QAPyramid: Fine-grained Evaluation of Content Selection for Text Summarization
Shiyue Zhang, David Wan, Arie Cattan, Ayal Klein, Ido Dagan, Mohit Bansal
TL;DR
QAPyramid reframes content selection evaluation for text summarization by decomposing reference summaries into QA-SRL-based question-answer pairs and assessing their presence in system outputs. It couples crowdsourced QA generation with presence judgments, showing high inter-annotator agreement and finer-grained credit than ACU-based approaches. The authors also develop semi-automatic and fully automatic variants (SemiAutoQAPyramid and AutoQAPyramid) that align strongly with gold QAPyramid scores, outperforming traditional metrics in correlational validity. The work offers a scalable, reproducible, and semantically sensitive framework for evaluating summary content selection, with potential applicability to broader language-generation tasks.
Abstract
How to properly conduct human evaluations for text summarization is a longstanding challenge. The Pyramid human evaluation protocol, which assesses content selection by breaking the reference summary into subunits and verifying their presence in the system summary, has been widely adopted.
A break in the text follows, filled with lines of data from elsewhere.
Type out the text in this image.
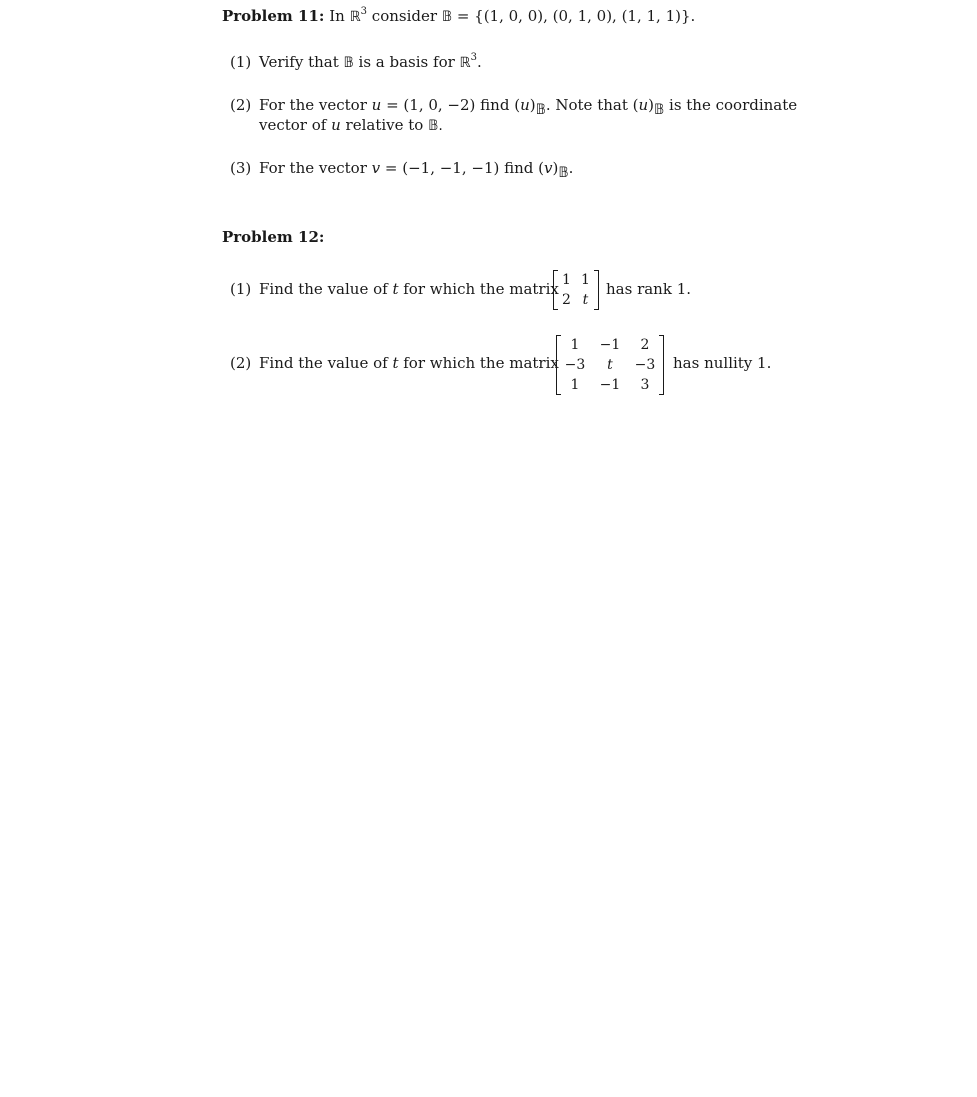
Problem 11: In ℝ$^3$ consider 𝔹 = {(1, 0, 0), (0, 1, 0), (1, 1, 1)}.
(1) Verify that 𝔹 is a basis for ℝ$^3$.
(2) For the vector u = (1, 0, −2) find $(u)_𝔹$. Note that $(u)_𝔹$ is the coordinate
vector of u relative to 𝔹.
(3) For the vector v = (−1, −1, −1) find $(v)_𝔹$.
Problem 12:
(1) Find the value of t for which the matrix 1	1
2	t
has rank 1.
(2) Find the value of t for which the matrix
1	−1	2
−3	t	−3
1	−1	3
has nullity 1.
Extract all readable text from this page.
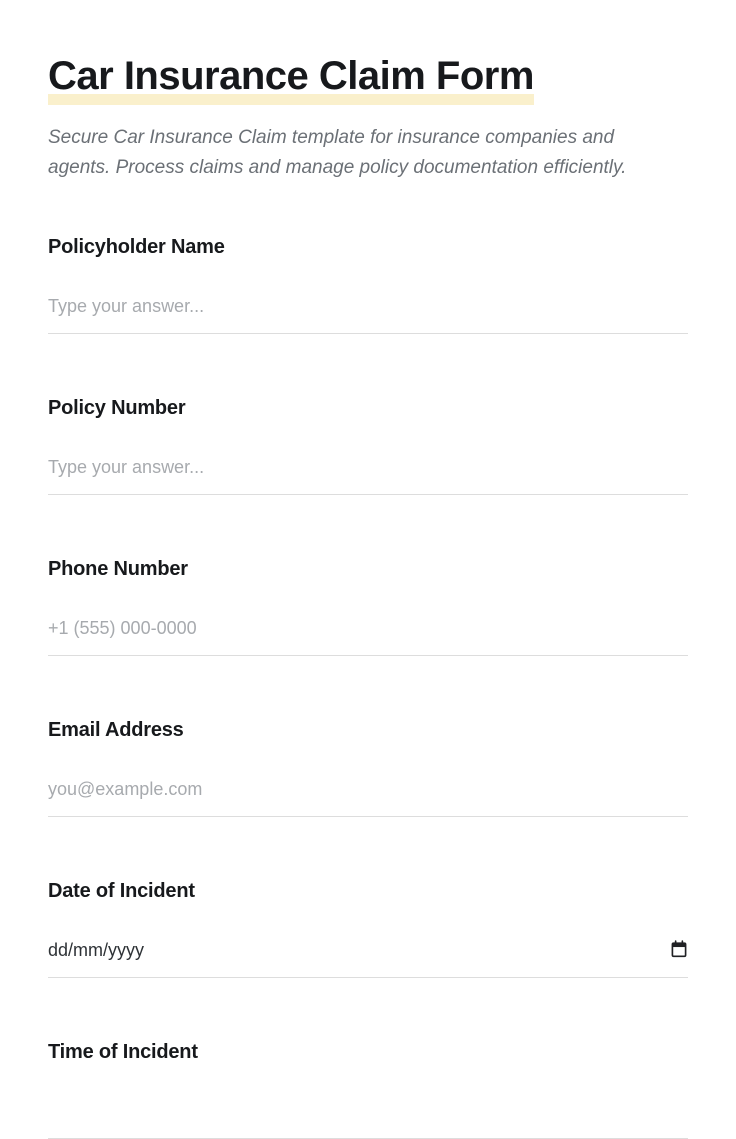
Car Insurance Claim Form

Secure Car Insurance Claim template for insurance companies and agents. Process claims and manage policy documentation efficiently.

Policyholder Name
Type your answer...
Policy Number
Type your answer...
Phone Number
+1 (555) 000-0000
Email Address
you@example.com
Date of Incident
dd/mm/yyyy
Time of Incident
However, it suffers from a lack of systematicity in the definition and granularity of the sub-units. We address these problems by proposing QAPyramid, which decomposes each reference summary into finer-grained question-answer (QA) pairs according to the QA-SRL framework. We collect QA-SRL annotations for reference summaries from CNN/DM and evaluate 10 summarization systems, resulting in 8.9K QA-level annotations. We show that, compared to Pyramid, QAPyramid provides more systematic and fine-grained content selection evaluation while maintaining high inter-annotator agreement without needing expert annotations. Furthermore, we propose metrics that automate the evaluation pipeline and achieve higher correlations with QAPyramid than other widely adopted metrics.